それが「死」という体験によってもう一度、元の「ひ」に回帰します。そう考えると、生と死もまた二つが一つになっているものです。現代でいちいちこんなことを考えていると、言葉も会話もややこしくなりますから普段はそんなことは考えずに普通に文字も音も言葉も道具として使います。

しかし何か元々あった自然物と触れたり、例えば山などには「さ」がありその「さ」を感じるとき私たちは言葉や文字ではない何かの存在を感じています。桜などは満開の花の下に立てば自ずから「さ」を感じるものです。
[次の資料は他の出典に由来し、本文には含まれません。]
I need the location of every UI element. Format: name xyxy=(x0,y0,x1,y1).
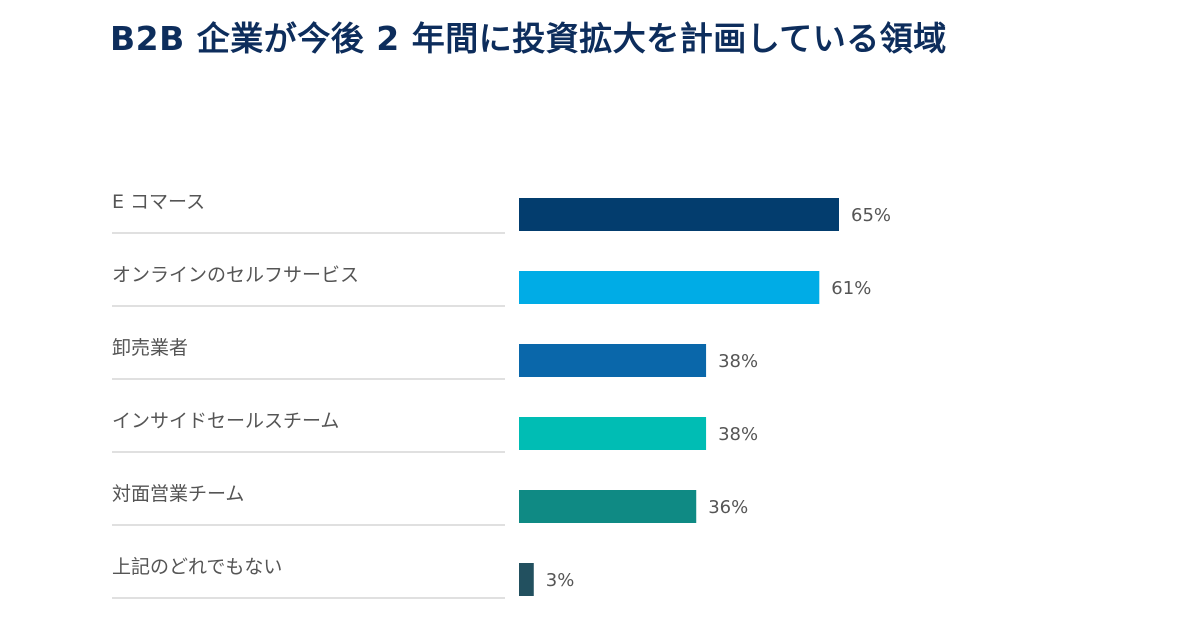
category-label: 卸売業者 xyxy=(112,337,188,359)
bar xyxy=(519,344,707,377)
value-label: 38% xyxy=(718,351,758,372)
value-label: 61% xyxy=(831,278,871,299)
bar xyxy=(519,271,820,304)
bar xyxy=(519,490,697,523)
bar xyxy=(519,563,534,596)
value-label: 36% xyxy=(708,497,748,518)
bar xyxy=(519,198,839,231)
category-label: インサイドセールスチーム xyxy=(112,410,339,432)
chart-title: B2B 企業が今後 2 年間に投資拡大を計画している領域 xyxy=(110,19,947,58)
category-label: E コマース xyxy=(112,191,205,213)
value-label: 65% xyxy=(851,205,891,226)
category-label: 上記のどれでもない xyxy=(112,556,282,578)
value-label: 3% xyxy=(546,570,575,591)
value-label: 38% xyxy=(718,424,758,445)
category-label: オンラインのセルフサービス xyxy=(112,264,359,286)
category-label: 対面営業チーム xyxy=(112,483,244,505)
bar xyxy=(519,417,707,450)
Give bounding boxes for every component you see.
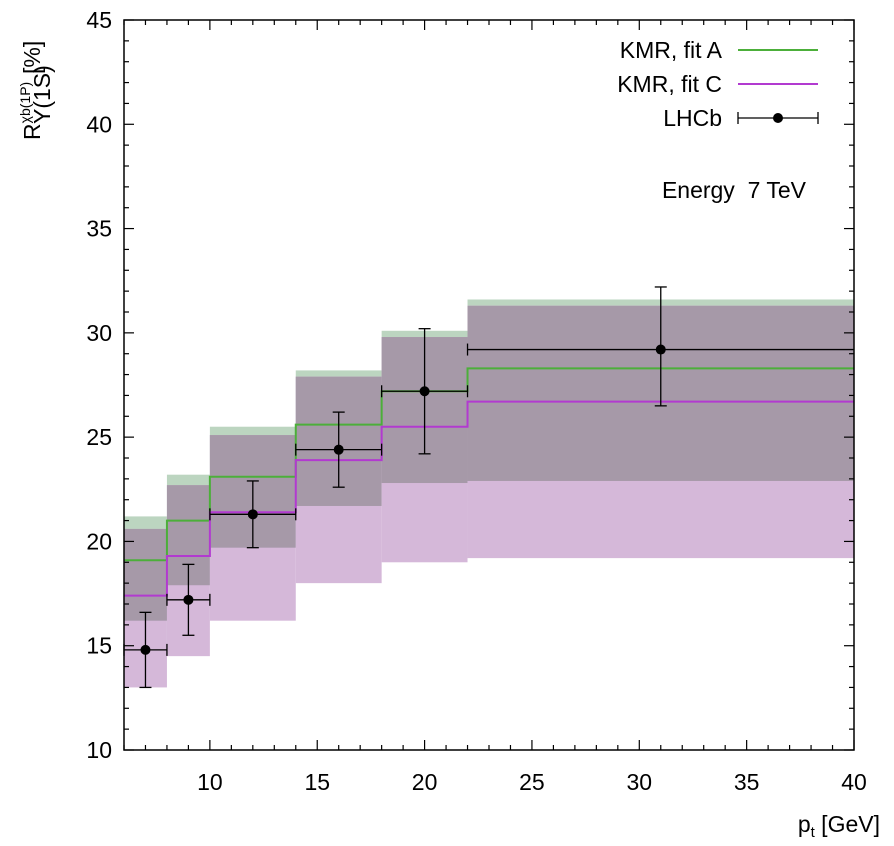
y-tick-label: 20 xyxy=(86,528,112,554)
legend-label-fit-a: KMR, fit A xyxy=(620,37,723,63)
energy-annotation: Energy 7 TeV xyxy=(662,177,807,203)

もともと民俗学では、「さ」は山の神とされました。それが里に降りてきて田の神や稲に変化すると信じられていました。「さ」の神が降りる「坐=鞍」(くら)の意から「さ・くら」となります。稲の苗をさなえといい、苗を植える女性がさおとめとするのも「さ」が由来です。旧暦五月の頃は稲作をする月だからこそ「さつき」と呼びました。

この「さ」というものは、何かと探せば現代ではいろいろな「さ」が出てきます。本当の「さ」はどこにあるのかは見つけようもありません。しかし「さ」は生死に深く関係している言葉なのは共通するものから感じとれるものです。

言葉や音の持つ響きを感じながら、英彦山の守静坊のしだれ桜の「さ」を楽しみに見守りたいと思います。